Elle soutient que l’arrêté attaqué méconnaît les dispositions de l’article L. 122-5 du code de l’urbanisme telles que précisées par le PADDUC.
La requête a été communiquée à la commune d’Oletta et à la SCI Maintenance gardiennage bateau qui n’ont pas produit d’observations.
Vu les autres pièces du dossier.
Vu :
— le code de l’urbanisme ;
— le code de justice administrative.
Les parties ont été régulièrement averties du jour de l’audience.
Ont été entendus au cours de l’audience publique :
— le rapport de Mme Zerdoud ;
— les conclusions de Mme Castany, rapporteure publique ;
— et les observations de Me Goubet substituant Me Muscatelli avocat de la commune d’Oletta.
Considérant ce qui suit :
1. Par arrêté du 13 septembre 2022, le maire de la commune d’Oletta a délivré à la SCI Maintenance gardiennage bateau un permis de construire un hangar métallique avec bardage sur les lots nos 17 et 18 du lotissement créé selon permis d’aménager du 20 mai 2021, situé au lieu-dit « Chioso al Vescovo ». L’association U Levante demande au tribunal de prononcer l’annulation de cet arrêté.

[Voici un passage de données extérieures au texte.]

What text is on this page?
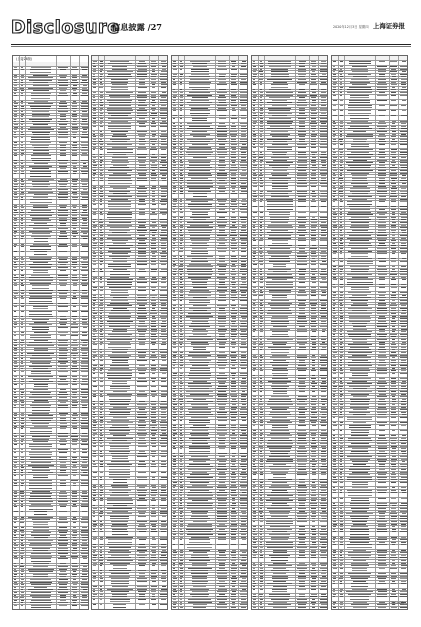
Disclosure
信息披露 /27	2020年12月3日 星期四 上海证券报
(上接26版)
(下转28版)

2. Aux termes de l’article L. 122-5 du code de l’urbanisme : « L’urbanisation est réalisée en continuité avec les bourgs, villages, hameaux, groupes de constructions traditionnelles ou d’habitations existants, sous réserve de l’adaptation, du changement de destination, de la réfection ou de l’extension limitée des constructions existantes ainsi que de la construction d’annexes, de taille limitée, à ces constructions, et de la réalisation d’installations ou d’équipements publics incompatibles avec le voisinage des zones habitées ». Aux termes de l’article L. 122-7 du même code : « Les dispositions de l’article L. 122-5 ne s’appliquent pas lorsque le schéma de cohérence territoriale ou le plan local d’urbanisme comporte une étude justifiant, en fonction des spécificités locales, qu’une urbanisation qui n’est pas située en continuité de l’urbanisation existante est compatible avec le respect des objectifs de protection des terres agricoles, pastorales et forestières et avec la préservation des paysages et milieux caractéristiques du patrimoine naturel prévus aux articles L. 122-9 et L. 122-10 ainsi qu’avec la protection contre les risques naturels. L’étude est soumise à l’avis de la commission départementale de la nature, des paysages et des sites. Le plan local d’urbanisme ou la carte communale délimite alors les zones à urbaniser dans le respect des conclusions de cette étude () ». L’article L. 122-9 dudit code dispose que : « Les documents et décisions relatifs à l’occupation des sols comportent les dispositions propres à préserver les espaces, paysages et milieux caractéristiques du patrimoine naturel et culturel montagnard ».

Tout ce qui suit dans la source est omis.